目の前にいるのに、背中から話されているようだった。

「だからいい話を書くやつはいい奴さ――どんなに悪ぶっていようともな」

「……でも、ラブコメディの作者が全員恋愛下手くそかって言えばそうではありませんし、なろう系作者が全員カリスマを秘めた卑屈屋かって言えば、そうではないでしょう?」

「そりゃそうだ」

かはは、とあっさり納得して見せる零崎。

しかし。「つーか、先生そんなのも読むのかよ」とイメージと反する愛子の言葉に、ちょっとした驚きも見せた。
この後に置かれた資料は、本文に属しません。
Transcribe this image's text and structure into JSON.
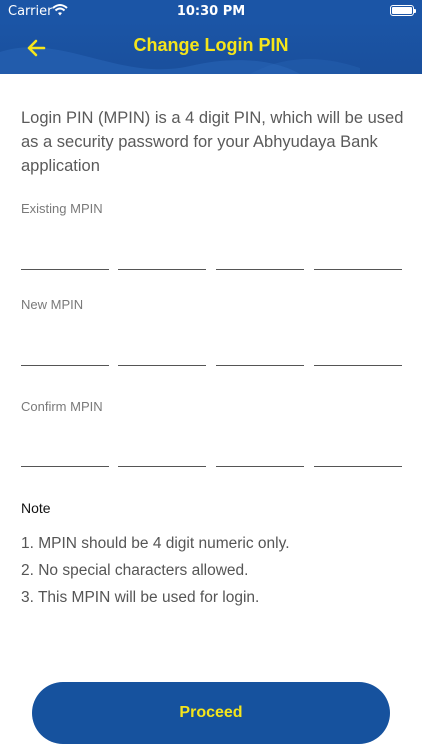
{
  "status_bar": {
    "carrier": "Carrier",
    "time": "10:30 PM"
  },
  "header": {
    "title": "Change Login PIN",
    "back_icon": "arrow-left-icon"
  },
  "intro_text": "Login PIN (MPIN) is a 4 digit PIN, which will be used as a security password for your Abhyudaya Bank application",
  "fields": [
    {
      "label": "Existing MPIN",
      "digits": [
        "",
        "",
        "",
        ""
      ]
    },
    {
      "label": "New MPIN",
      "digits": [
        "",
        "",
        "",
        ""
      ]
    },
    {
      "label": "Confirm MPIN",
      "digits": [
        "",
        "",
        "",
        ""
      ]
    }
  ],
  "note": {
    "title": "Note",
    "items": [
      "1. MPIN should be 4 digit numeric only.",
      "2. No special characters allowed.",
      "3. This MPIN will be used for login."
    ]
  },
  "proceed_label": "Proceed",
  "colors": {
    "primary": "#1b55a6",
    "accent": "#f5e51b"
  }
}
「だけどそういう願望はあるんじゃねーか? 美少女にぶん殴られてーからラブコメ書いてんだろうし、ハーレムが好きだからなろう系書いてんだろ」

「そりゃ――」

そうだ。

と、今度は愛子が納得させられた。自分の言葉に無責任なのは、お互い様だった。

「だから殺人を書く奴は、殺人が好きなんだよ」

「……推理作家は、推理が好きなのでは? あるいは、トリックだとか……」

「かもしんねーな。だけどそれだって、殺人の推理が好きなんであって、殺人のトリックが好きなんだろ? 日がな一日、四六時中にわたって人殺しの方法考えてるのはよ――人殺しが好きだからじゃねーのかい?」

「まあ……、そうかもしれません……」

フォローするつもりは、あくまでもない。

「しかし、そうなると逆のことも言えるよな。言えちゃうよなー。ホラー映画が青少年に与える影響とか、暴力的なテレビや暴力的なゲームの影響とかで子供たちがおかしくなる――とかよ。ああいうのは、先生はどう思う?」

「どうって――」

賛成意見でも反対意見でも、典型的な意見ならいくらでも言えそうな振りだ。

そして零崎は別段、そのどちらを求めているわけでもないので――この異様な状況に慣れてきたというのもあるのだろうが、どうも、なんとなくわかってきた。

この殺人鬼は、愛子を――珍しがっている。

そして――面白がっている。

「どうも、思いません。ただくだらない、現代に乗り遅れた年寄りの理想論としか」

愛子は答えた。

本音である。

零崎が聞こえのいい意見や建設的な意見を求めているわけじゃないというのなら――単に喋っていればいいだけというのなら、多少の本音を交えた方が、互いのためだ。

そして愛子は。

大抵の大人に大して――どうも思わない。

成人のありとあらゆる言葉に何かを感じない。

「そうかい。俺はこう思うんだ」

殺人鬼は言う。

「順序が逆だってな」

「逆……ですか?」

「ホラー映画を見る奴は、ホラー映画が好きな奴だろうよ。暴力的なテレビが好きな奴は暴力的なテレビが好きな奴だし、暴力的なゲームが好きな奴は暴力的なゲームが好きな奴だ。だから影響なんて与えられねーんだよ――影響を与える前から、そいつはそう言う人間だって話」

「…………」

「人間が人間を変えたりできるかよ。人間って奴は、多分、どーしようとこーしようと、滅多なことじゃ変わらねーんだよ――変わりっこねーんだよ」

かはは――と。

高らかに、零崎人識は哄笑する。

その笑い声を聞きつけて、この現場に人が集まってくる可能性など、一切考慮していないかのようだ――この場は彼のステージだとでも言うのだろうか。

ならばどうして、愛子は目撃してしまったのか。

どういう巡り合わせなのか――否。そもそも、巡ってなどいないのか。

もとより変わらず、決まっていた。

「人間は人間では――変えられない」

別に零崎は本気で言っているわけでは無いのだろう――だけど、その言葉は愛子の五臓六腑を切り刻むように、愛子の体内に響いた。

途轍もなく重い――重量のある軽口だった。

(その通り、かもしれません……。)

(変えるべき人間を変えられたことはなかったし、変わらぬべき人間が変わることもなかった)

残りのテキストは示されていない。